You seem to be smiling and confused! You dont tell us if you want divorce or not. You really will have to get someone else in the picture to talk between you. No one likes being told what they do wrong so your counsellor wasnt very good. If he went that usually shows he wanted the marriage but I suppose on his terms. Maybe he still wants it. If you post in general relationships you will get more views and replies.


----------



## MattMatt

What does he do that is wrong?


----------



## Smiling2

He talked to our daughter about adult stuff she was in 5th grade when this happened. He is still doing it now. She is a senior in high school. He mentally abused her. He has done so much damage to our relationship. I’ve tried to talk to him about this stuff and he won’t talk about it.


----------



## Diana7

Smiling2 said:


> He talked to our daughter about adult stuff she was in 5th grade when this happened. He is still doing it now. She is a senior in high school. He mentally abused her. He has done so much damage to our relationship. I’ve tried to talk to him about this stuff and he won’t talk about it.

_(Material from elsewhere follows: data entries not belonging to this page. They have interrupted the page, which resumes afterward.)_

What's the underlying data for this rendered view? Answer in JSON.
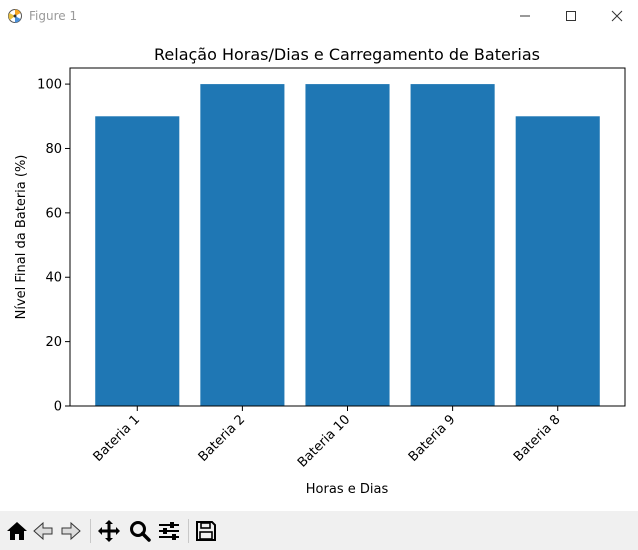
{
  "window": {
    "title": "Figure 1"
  },
  "chart_data": {
    "type": "bar",
    "title": "Relação Horas/Dias e Carregamento de Baterias",
    "xlabel": "Horas e Dias",
    "ylabel": "Nível Final da Bateria (%)",
    "categories": [
      "Bateria 1",
      "Bateria 2",
      "Bateria 10",
      "Bateria 9",
      "Bateria 8"
    ],
    "values": [
      90,
      100,
      100,
      100,
      90
    ],
    "ylim": [
      0,
      105
    ],
    "yticks": [
      "0",
      "20",
      "40",
      "60",
      "80",
      "100"
    ],
    "bar_color": "#1f77b4",
    "grid": false,
    "legend": "none"
  },
  "toolbar": {
    "items": [
      {
        "name": "home-button",
        "icon": "home-icon"
      },
      {
        "name": "back-button",
        "icon": "arrow-left-icon"
      },
      {
        "name": "forward-button",
        "icon": "arrow-right-icon"
      },
      {
        "name": "pan-button",
        "icon": "move-icon"
      },
      {
        "name": "zoom-button",
        "icon": "magnifier-icon"
      },
      {
        "name": "configure-subplots-button",
        "icon": "sliders-icon"
      },
      {
        "name": "save-button",
        "icon": "floppy-disk-icon"
      }
    ]
  }
}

In that case why dont you end the marriage? What do you mean by 'adult stuff'?. Why do you both still see him if he mentally abused her.?


----------



## Smiling2

We have been separated for two years. We hardly see him any more. I’ve been trying to talk to him about it but he won’t talk about it.


----------



## examp

Does your daughter also think he 'mentally' abused her or only you. You do say he still talks to her and I suppose that usually means she also replies.


----------



## MattMatt

Does your daughter see him?


----------



## EleGirl

Smiling2 said:


> We have been separated for two years. We hardly see him any more. I’ve been trying to talk to him about it but he won’t talk about it.


It sounds like he has no interesting in getting back with you. That's probably why he's not talking to you. 

Do you know why he has not filed for divorce if he does not want to be with you?

Have you considered filing for divorce?


----------



## Ragnar Ragnasson

OP, there are too many directions going on here, can you provide additional real details in regards to varying topics?

Forgive me, there are only topics named,glossed on then moving on.

Hang in there. Make sure you have plans to care for you and to co-parent, in the worst case scenario.

Btw the mental abuse you mentioned re daughter is either your perception or it's a true item needing attention. 

Kindly, two very different approaches are called for in that one circumstance.


----------